Posted by on Aug 5, 2018 in Unmowed Blog | 2 comments

Chicory. It’s a weed, of course, nothing but a weed, sprouting up along roadsides, often growing right at the edge of the blacktop. It’s a particularly wiry, scraggly weed, with dandelion-like jagged leaves and a warty bumpy stem. It’s often sprayed by highway crews as they go about their midsummer massacre of plant life along guardrails and STOP signs. 

But when you take a moment to look at chicory up close, it’s a symphony in blue.

 The color of chicory flowers is the pure clear blue of a June sky or a bluebird feather.

Chicory is shy of flaunting its beauty—the blossoms are only open in the early part of the day, closing up as soon as the sun begins to head downhill. By evening the flowers are all tightly shut, and it’s just a raggedy roadside weed again.

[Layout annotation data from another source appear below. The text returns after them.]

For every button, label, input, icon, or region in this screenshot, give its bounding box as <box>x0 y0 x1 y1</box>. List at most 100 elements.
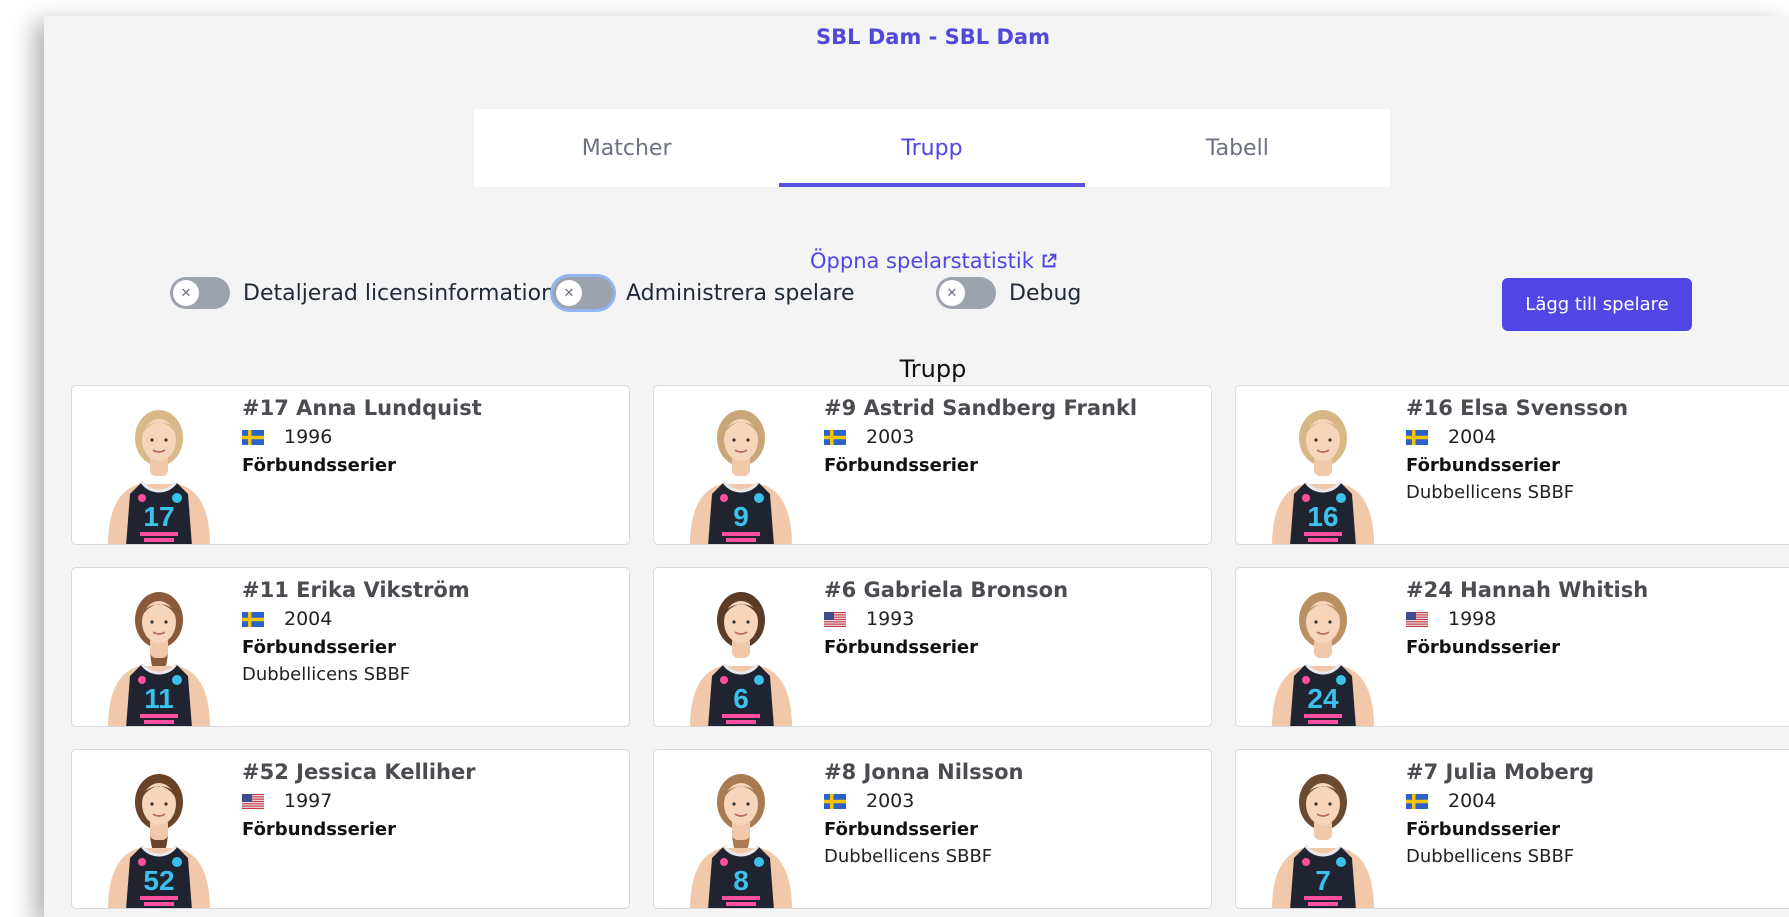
jersey-number: 8 <box>733 865 749 896</box>
page-title: SBL Dam - SBL Dam <box>816 25 1050 49</box>
toggle-off-icon: ✕ <box>173 280 199 306</box>
player-photo: 7 <box>1272 774 1374 908</box>
player-photo: 9 <box>690 410 792 544</box>
player-league: Förbundsserier <box>242 455 396 476</box>
sweden-flag-icon <box>824 793 846 809</box>
tab-trupp[interactable]: Trupp <box>779 109 1085 187</box>
player-birth-year: 2004 <box>1448 790 1497 812</box>
player-birth-year: 2004 <box>1448 426 1497 448</box>
usa-flag-icon <box>1406 611 1428 627</box>
debug-toggle[interactable]: ✕ <box>936 277 996 309</box>
player-info: #24 Hannah Whitish 1998 Förbundsserier <box>1406 578 1648 664</box>
jersey-number: 11 <box>144 683 174 714</box>
admin-toggle-group: ✕ Administrera spelare <box>553 277 855 309</box>
player-card[interactable]: 8 #8 Jonna Nilsson 2003 Förbundsserier D… <box>653 749 1212 909</box>
player-name: #7 Julia Moberg <box>1406 760 1595 784</box>
player-name: #24 Hannah Whitish <box>1406 578 1649 602</box>
player-card[interactable]: 16 #16 Elsa Svensson 2004 Förbundsserier… <box>1235 385 1789 545</box>
player-photo: 8 <box>690 774 792 908</box>
player-league: Förbundsserier <box>1406 637 1560 658</box>
jersey-number: 9 <box>733 501 749 532</box>
player-info: #9 Astrid Sandberg Frankl 2003 Förbundss… <box>824 396 1137 482</box>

Chicory roots, as you’ve probably heard, can be used as an economical coffee substitute. There are tons of chicory plants out there, the roots free for the taking! Many a wild foods cookbook informs you to dig up chicory roots for a delicious beverage. But like much advice, this is easier said than done. It takes a fair amount of elbow grease to unearth even one root, yank it free of the web of clinging rootlets, and shake the dirt off. You need a few dozen to make a pot of coffee. And once the roots are dug, then the hard work starts in earnest. The wild edible food books casually mention that you need to wash the roots, then dry them in a low oven, then grate or grind them up. Again, easy to say. It’s a bit of a project to wash every speck of dirt out of the gnarly crevices of a chicory root, and then they have to be roasted in a low oven and finally ground up. It’s all a lot of good healthy exercise, no doubt; those who gather their food from the wild rarely get fat doing it.  

Chicory coffee, while mildly pleasant once you finally make it, will never replace Starbucks. But the beauty of chicory flowers?

Priceless.

2 Comments

  1. Anita, I drink chicory coffee all the time. I grew up drinking this coffee after the war in Germany. I was just a child when my grandmother made it for me for breakfast. It does not have the acid that regular coffee has, nor the caffeine. I also love the color of the chicory flowers, it is one of my favorite wildflowers.

    • Interesting! I never thought of it as a coffee substitute for children. My Italian grandfather used to make me café au lait when I was a child, but he used real coffee.